Key findings: 1. Wikilinks ([[Name]]) are essential for Obsidian's value proposition 2. Hierarchical tags (#podcast/name) scale better than flat tags 3. Dataview requires consistent, typed frontmatter fields 4. Graph View requires intentional, meaningful links

Decision

We will implement Obsidian integration as a modular system with three components:

Module: src/inkwell/obsidian/wikilinks.py

Architecture:

Entity Extraction → Entity Validation → Wikilink Formatting → Markdown Integration

Implementation: - Entity Extractor: Detect entities in transcript and extracted content - People (speakers, guests, references) - Books (titles and authors) - Tools/Software - Concepts (from key-concepts template) - Validation: Use pattern matching + optional LLM validation (Gemini for cost) - Formatting: Convert entities to wikilinks with consistent naming - Integration: Replace mentions in markdown with wikilinks

Wikilink Style Decision: - Use simple format: [[Name]] not [[Type - Name]] - Rationale: Cleaner, matches community conventions - Custom display text when context demands: [[Deep Work|Cal's book on focus]]

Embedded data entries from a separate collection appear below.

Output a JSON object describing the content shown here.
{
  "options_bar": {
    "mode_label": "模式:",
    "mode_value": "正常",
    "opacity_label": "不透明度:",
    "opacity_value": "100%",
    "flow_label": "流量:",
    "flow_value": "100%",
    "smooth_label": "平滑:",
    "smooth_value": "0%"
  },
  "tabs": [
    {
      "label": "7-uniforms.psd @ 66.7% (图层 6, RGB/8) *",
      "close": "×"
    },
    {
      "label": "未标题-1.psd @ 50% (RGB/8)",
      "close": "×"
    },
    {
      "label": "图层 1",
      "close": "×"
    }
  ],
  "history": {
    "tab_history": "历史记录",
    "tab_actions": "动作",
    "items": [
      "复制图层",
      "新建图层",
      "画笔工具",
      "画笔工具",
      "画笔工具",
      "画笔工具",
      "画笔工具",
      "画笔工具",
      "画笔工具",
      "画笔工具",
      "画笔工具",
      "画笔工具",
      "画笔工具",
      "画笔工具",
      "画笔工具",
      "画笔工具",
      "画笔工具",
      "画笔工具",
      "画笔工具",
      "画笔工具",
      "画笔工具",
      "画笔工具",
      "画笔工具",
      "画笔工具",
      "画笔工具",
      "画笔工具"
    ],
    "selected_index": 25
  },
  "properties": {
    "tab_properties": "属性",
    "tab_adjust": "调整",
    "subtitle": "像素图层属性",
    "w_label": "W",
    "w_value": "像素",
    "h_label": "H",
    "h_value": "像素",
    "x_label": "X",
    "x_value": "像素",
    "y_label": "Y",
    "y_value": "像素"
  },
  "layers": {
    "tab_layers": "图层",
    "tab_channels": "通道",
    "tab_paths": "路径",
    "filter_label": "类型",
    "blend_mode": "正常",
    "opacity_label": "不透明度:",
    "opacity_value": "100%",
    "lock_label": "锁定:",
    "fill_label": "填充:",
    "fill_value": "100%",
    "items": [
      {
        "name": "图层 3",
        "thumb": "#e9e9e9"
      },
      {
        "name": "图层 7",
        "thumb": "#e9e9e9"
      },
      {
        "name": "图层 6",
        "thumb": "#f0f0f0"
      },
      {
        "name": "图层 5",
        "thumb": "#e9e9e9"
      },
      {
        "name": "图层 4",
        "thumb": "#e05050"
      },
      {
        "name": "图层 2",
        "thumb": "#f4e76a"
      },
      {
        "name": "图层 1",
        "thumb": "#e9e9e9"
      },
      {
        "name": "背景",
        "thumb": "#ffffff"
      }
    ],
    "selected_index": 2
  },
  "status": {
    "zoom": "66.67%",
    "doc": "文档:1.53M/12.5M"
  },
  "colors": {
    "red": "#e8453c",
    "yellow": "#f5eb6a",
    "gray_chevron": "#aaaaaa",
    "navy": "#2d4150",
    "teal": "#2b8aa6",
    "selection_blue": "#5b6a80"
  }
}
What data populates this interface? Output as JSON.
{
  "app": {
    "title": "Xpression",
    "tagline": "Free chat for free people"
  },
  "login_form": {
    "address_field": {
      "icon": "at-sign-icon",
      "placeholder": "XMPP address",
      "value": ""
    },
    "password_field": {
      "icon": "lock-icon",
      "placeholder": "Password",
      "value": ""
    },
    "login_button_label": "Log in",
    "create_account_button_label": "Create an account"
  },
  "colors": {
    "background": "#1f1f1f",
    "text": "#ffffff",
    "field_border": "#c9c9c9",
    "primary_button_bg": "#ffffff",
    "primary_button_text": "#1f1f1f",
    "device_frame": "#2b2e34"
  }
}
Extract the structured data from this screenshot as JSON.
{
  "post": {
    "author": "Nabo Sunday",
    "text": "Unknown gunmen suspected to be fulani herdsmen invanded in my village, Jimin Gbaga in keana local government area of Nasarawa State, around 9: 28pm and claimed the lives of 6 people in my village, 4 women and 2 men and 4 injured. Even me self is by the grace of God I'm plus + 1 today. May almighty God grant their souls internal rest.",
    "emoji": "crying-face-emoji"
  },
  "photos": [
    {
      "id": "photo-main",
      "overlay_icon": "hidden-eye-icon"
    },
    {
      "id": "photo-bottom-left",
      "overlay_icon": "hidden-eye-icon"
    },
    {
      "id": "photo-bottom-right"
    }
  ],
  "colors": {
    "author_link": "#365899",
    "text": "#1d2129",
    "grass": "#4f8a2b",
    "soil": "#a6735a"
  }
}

Cross-Episode Linking: - Detect episode references in content - Link to other episodes in same podcast - Format: [[Podcast Name - Episode Title]] or [[Episode NNN]] if configured

2. Tag Generation System

Module: src/inkwell/obsidian/tags.py

Architecture:

Content Analysis → Tag Suggestions (LLM) → Tag Normalization → Frontmatter Integration

Tag Hierarchy:

#podcast/<show-name>          # Podcast identity
#topic/<category>              # Content topics
#topic/<category>/<subtopic>   # Nested topics
#person/<name>                 # People mentioned (key guests)
#status/<state>                # Workflow state
#type/<document-type>          # Document classification

Implementation: - LLM-based: Use Gemini for cost-effective tag suggestions - Input: Episode summary, key concepts, entities extracted - Normalization: Lowercase, kebab-case, validate characters - Storage: YAML frontmatter (not inline tags) - Limit: 5-7 tags per note (configurable)

Tag Template:

tags:
  - podcast/<show-name>
  - topic/<primary-topic>
  - topic/<secondary-topic>
  - person/<guest-name>        # if notable guest
  - status/unreviewed          # default, user can change

3. Dataview Frontmatter Enhancement

Module: src/inkwell/obsidian/dataview.py

Architecture:

Metadata Collection → Type Validation → Frontmatter Generation → Output

Frontmatter Schema:

---
# Document classification
type: podcast-note
podcast: <show-name>
episode: <episode-number-or-title>

# Temporal metadata
date: YYYY-MM-DD                # Publication date
processed_date: YYYY-MM-DD      # When processed by Inkwell
duration: <seconds>             # Integer

# Content metadata
topics: [<topic1>, <topic2>]    # List of topics
people: [<person1>, <person2>]  # List of people as strings or wikilinks
books: [<book1>, <book2>]       # List of books
tools: [<tool1>, <tool2>]       # List of tools

# Workflow metadata
status: unreviewed              # unreviewed | reviewed | archived
rating: <1-5>                   # User rating (null initially)
actionable: <boolean>           # Has action items?
action_items: <count>           # Number of action items

# Inkwell metadata
transcription_source: <source>  # youtube | gemini
interview_conducted: <boolean>  # Was interview completed?
templates_applied: [<list>]     # Templates used

# Cost tracking
cost_transcription: <float>
cost_extraction: <float>
cost_interview: <float>
cost_wikilinks: <float>
cost_tags: <float>
cost_total: <float>

# Tags (hierarchical)
tags:
  - podcast/<show-name>
  - topic/<topic>
  - person/<name>
  - status/unreviewed
---

Key Design Principles: 1. Consistent field names across all notes 2. Appropriate data types (dates as YYYY-MM-DD, booleans as true/false, numbers as integers/floats) 3. Lists for multi-value fields 4. Wikilinks in lists where appropriate: people: [[Cal Newport]] 5. Queryable fields for common use cases

4. Integration Points

With existing systems:

# src/inkwell/output/manager.py - OutputManager
# BEFORE Phase 5:
def write_episode(episode_metadata, extraction_results):
    # Generate markdown files
    # Write to disk
    pass

# AFTER Phase 5:
def write_episode(episode_metadata, extraction_results, enable_obsidian=True):
    markdown_files = self.markdown_generator.generate_all(extraction_results)

    if enable_obsidian:
        # Wikilink generation
        entities = wikilink_generator.extract_entities(
            transcript=transcript,
            extraction_results=extraction_results
        )
        wikilinks = wikilink_generator.format_wikilinks(entities)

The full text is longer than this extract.